20/02/2010
US ban on "offensive" number plates.
A student in Oklahoma, USA is suing state officials for barring him from having a personalised number plate that reads "IM GAY".
Keith Kimmel, of the Oklahoma City Community College, says his First Amendment rights have been violated and that he will appeal if a judge rules against him.
He was barred from having the registration plate because of an internal rule at the Oklahoma Tax Commission which bars numbers or words which "may be offensive to the general population".

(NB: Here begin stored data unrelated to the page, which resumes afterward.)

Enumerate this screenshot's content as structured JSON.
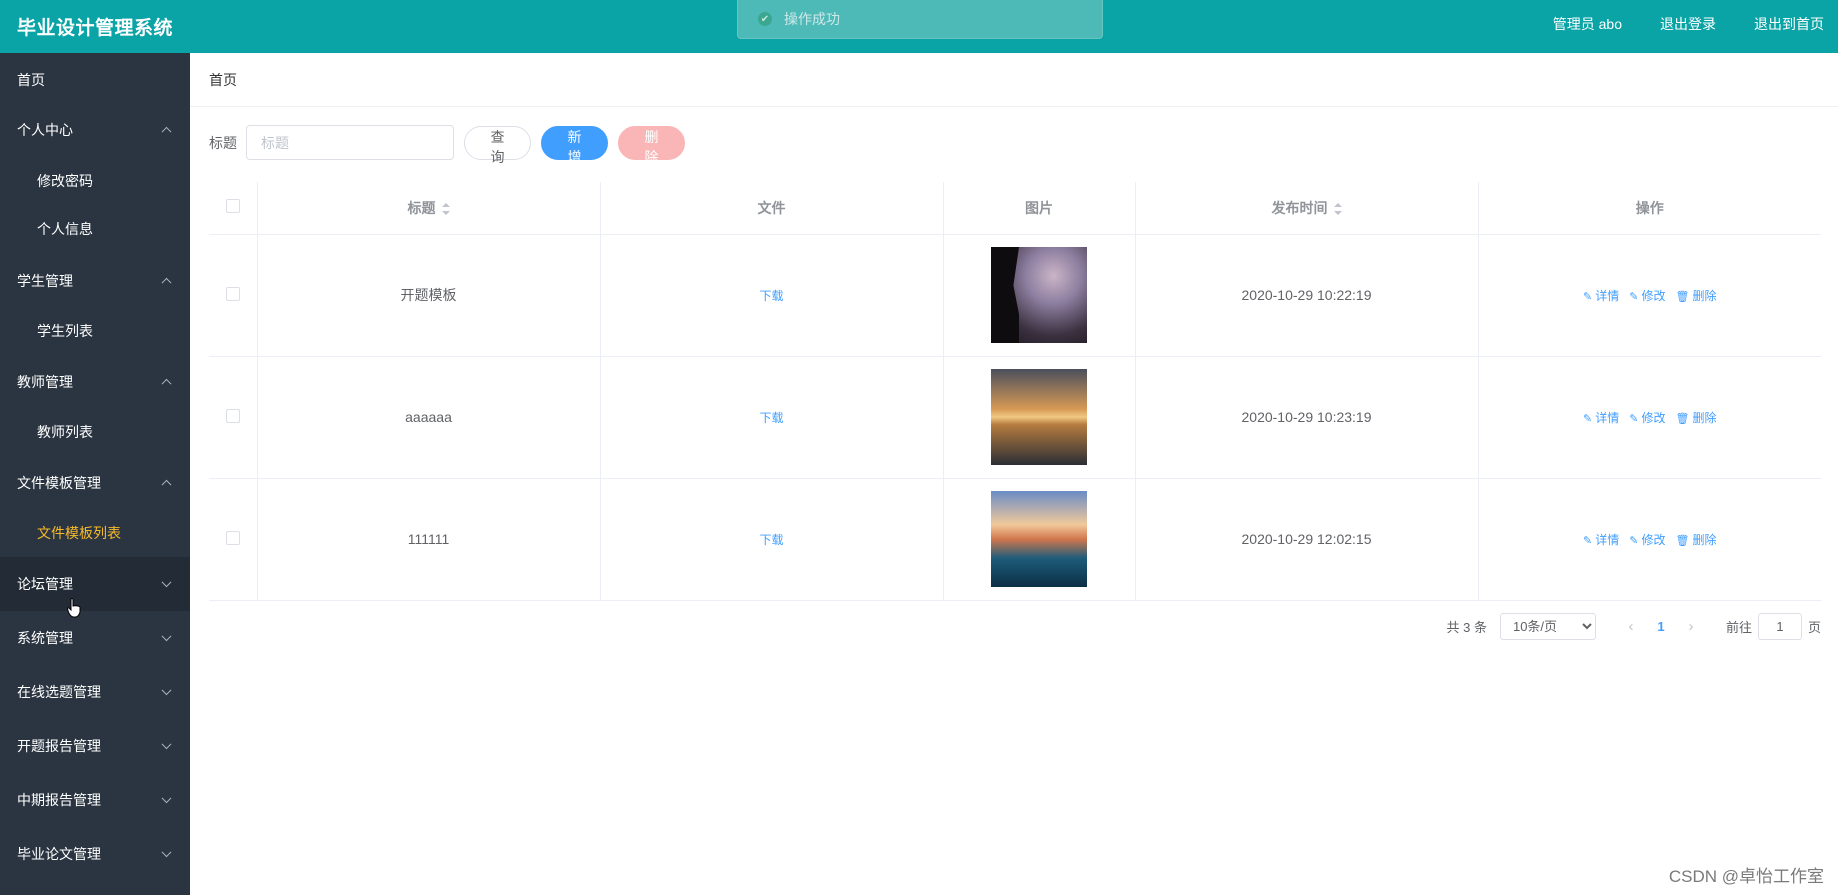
{
  "header": {
    "brand": "毕业设计管理系统",
    "admin": "管理员 abo",
    "logout": "退出登录",
    "home": "退出到首页"
  },
  "toast": {
    "text": "操作成功"
  },
  "sidebar": {
    "items": [
      {
        "label": "首页"
      },
      {
        "label": "个人中心"
      },
      {
        "label": "修改密码"
      },
      {
        "label": "个人信息"
      },
      {
        "label": "学生管理"
      },
      {
        "label": "学生列表"
      },
      {
        "label": "教师管理"
      },
      {
        "label": "教师列表"
      },
      {
        "label": "文件模板管理"
      },
      {
        "label": "文件模板列表"
      },
      {
        "label": "论坛管理"
      },
      {
        "label": "系统管理"
      },
      {
        "label": "在线选题管理"
      },
      {
        "label": "开题报告管理"
      },
      {
        "label": "中期报告管理"
      },
      {
        "label": "毕业论文管理"
      }
    ]
  },
  "breadcrumb": {
    "label": "首页"
  },
  "search": {
    "label": "标题",
    "placeholder": "标题",
    "query": "查询",
    "add": "新增",
    "delete": "删除"
  },
  "table": {
    "headers": [
      "标题",
      "文件",
      "图片",
      "发布时间",
      "操作"
    ],
    "rows": [
      {
        "title": "开题模板",
        "file": "下载",
        "time": "2020-10-29 10:22:19"
      },
      {
        "title": "aaaaaa",
        "file": "下载",
        "time": "2020-10-29 10:23:19"
      },
      {
        "title": "111111",
        "file": "下载",
        "time": "2020-10-29 12:02:15"
      }
    ],
    "ops": {
      "detail": "详情",
      "edit": "修改",
      "delete": "删除"
    }
  },
  "pager": {
    "total": "共 3 条",
    "page_size": "10条/页",
    "current": "1",
    "goto_prefix": "前往",
    "goto_value": "1",
    "goto_suffix": "页"
  },
  "watermark": "CSDN @卓怡工作室"
}
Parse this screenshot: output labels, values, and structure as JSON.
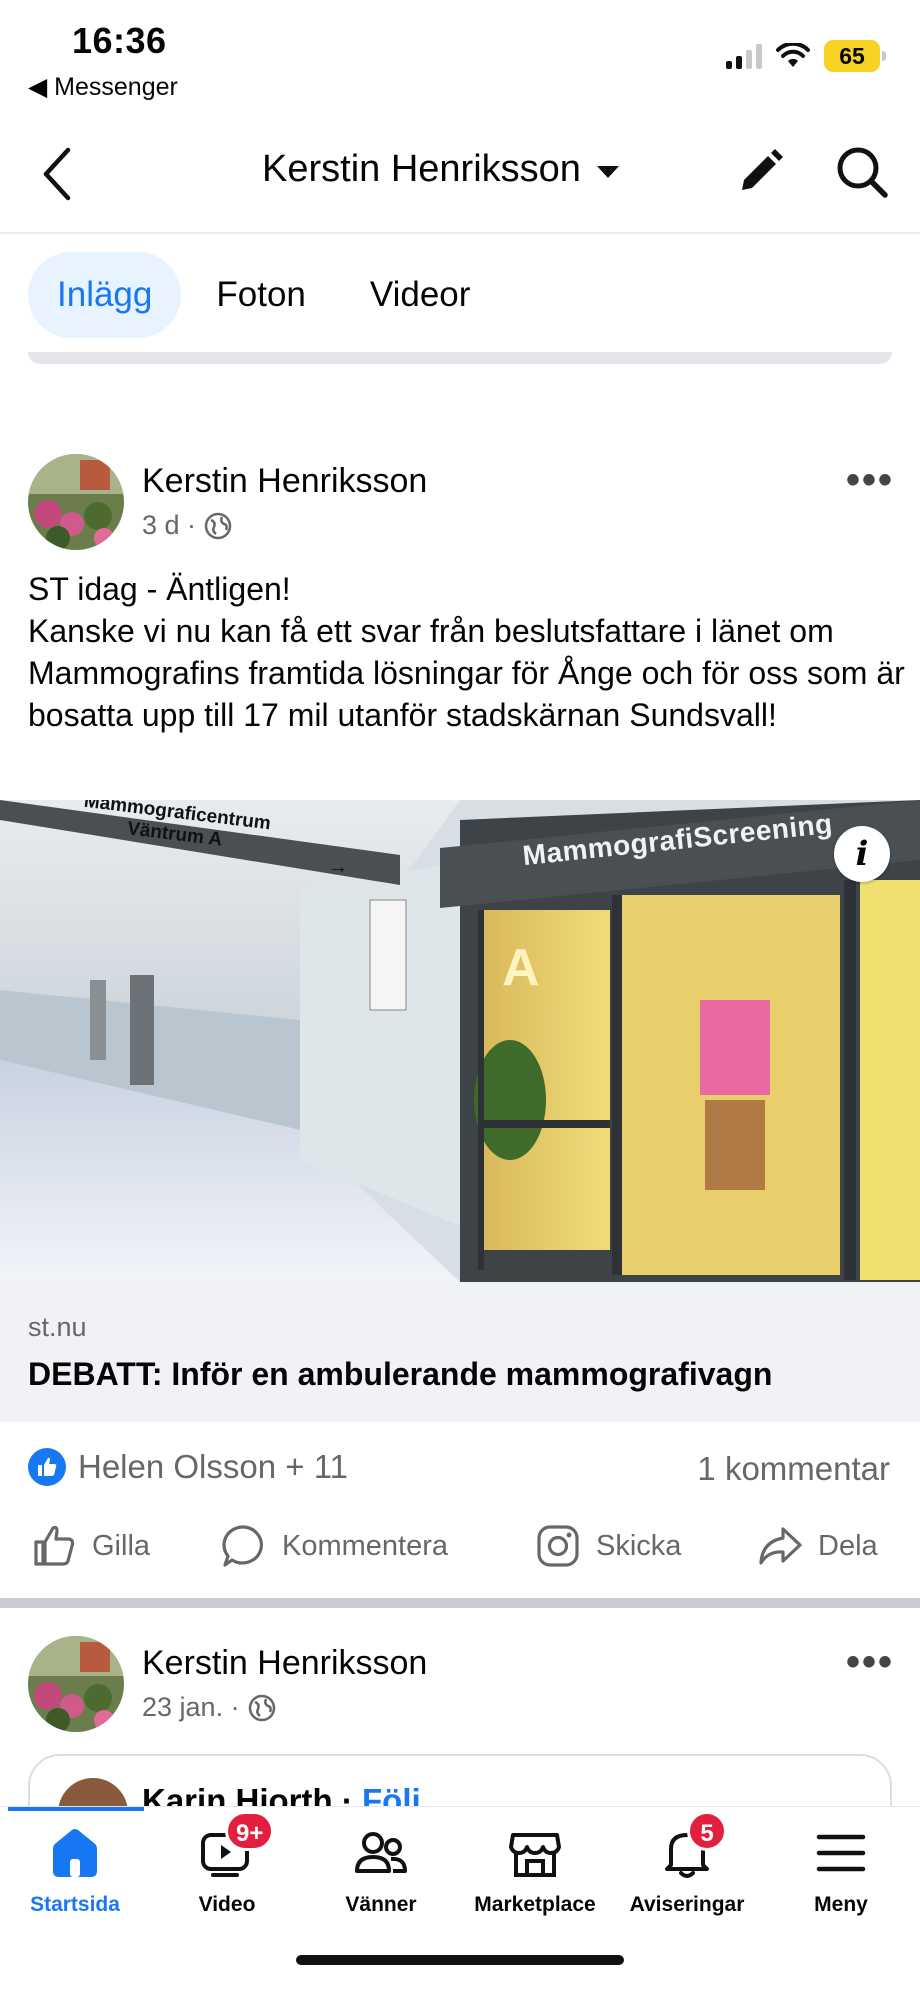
{
  "status_bar": {
    "time": "16:36",
    "back_app": "◀ Messenger",
    "battery": "65",
    "battery_color": "#f5d224"
  },
  "header": {
    "title": "Kerstin Henriksson",
    "icons": [
      "back-arrow-icon",
      "dropdown-caret-icon",
      "edit-pencil-icon",
      "search-icon"
    ]
  },
  "tabs": [
    {
      "label": "Inlägg",
      "active": true
    },
    {
      "label": "Foton",
      "active": false
    },
    {
      "label": "Videor",
      "active": false
    }
  ],
  "post1": {
    "author": "Kerstin Henriksson",
    "time": "3 d ·",
    "text": "ST idag - Äntligen!\nKanske vi nu kan få ett svar från beslutsfattare i länet om Mammografins framtida lösningar för Ånge och för oss som är bosatta upp till 17 mil utanför stadskärnan Sundsvall!",
    "image_signs": {
      "hall_sign_line1": "Mammograficentrum",
      "hall_sign_line2": "Väntrum A",
      "entrance_sign": "MammografiScreening",
      "door_letter": "A"
    },
    "link": {
      "domain": "st.nu",
      "title": "DEBATT: Inför en ambulerande mammografivagn"
    },
    "reactions": "Helen Olsson + 11",
    "comments": "1 kommentar",
    "actions": {
      "like": "Gilla",
      "comment": "Kommentera",
      "send": "Skicka",
      "share": "Dela"
    }
  },
  "post2": {
    "author": "Kerstin Henriksson",
    "time": "23 jan. ·",
    "shared_name": "Karin Hjorth · ",
    "shared_follow": "Följ"
  },
  "bottom_nav": [
    {
      "label": "Startsida",
      "active": true
    },
    {
      "label": "Video",
      "badge": "9+"
    },
    {
      "label": "Vänner"
    },
    {
      "label": "Marketplace"
    },
    {
      "label": "Aviseringar",
      "badge": "5"
    },
    {
      "label": "Meny"
    }
  ],
  "colors": {
    "accent": "#1877f2",
    "badge": "#e41e3f",
    "secondary_text": "#65676b"
  }
}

Mr Kimmel said "I want to tell people who I am and what I am. Im proud of it. Im openly gay. Im not hiding. What better way to tell everybody than to put it on the back of a car?"
He also argued that the Tax Commission had allowed number plates reading "STR8FAN" and "STR8SXI".
"They defended using straight sexy. They didnt think that one was inappropriate but yet Im gay is. I think its kind of a double standard." Said Kimmel
Brittany Novotny, his attorney, has called it "viewpoint discrimination".
Last October, the UK Driver and Vehicle Licensing Agency (DVLA) had to withdraw two personalised number plates from an auction after gay rights charity Stonewall said they were offensive.
The numberplates, which read 'F4 GOT' and 'D1 KES', were among 1,600 numberplates which were to be auctioned.
Both registration plates had a reserve of 900 pounds each, but Stonewall argued that they looked like the homophobic terms 'faggot' and 'dyke' and said the DVLA should not be able to profit from them.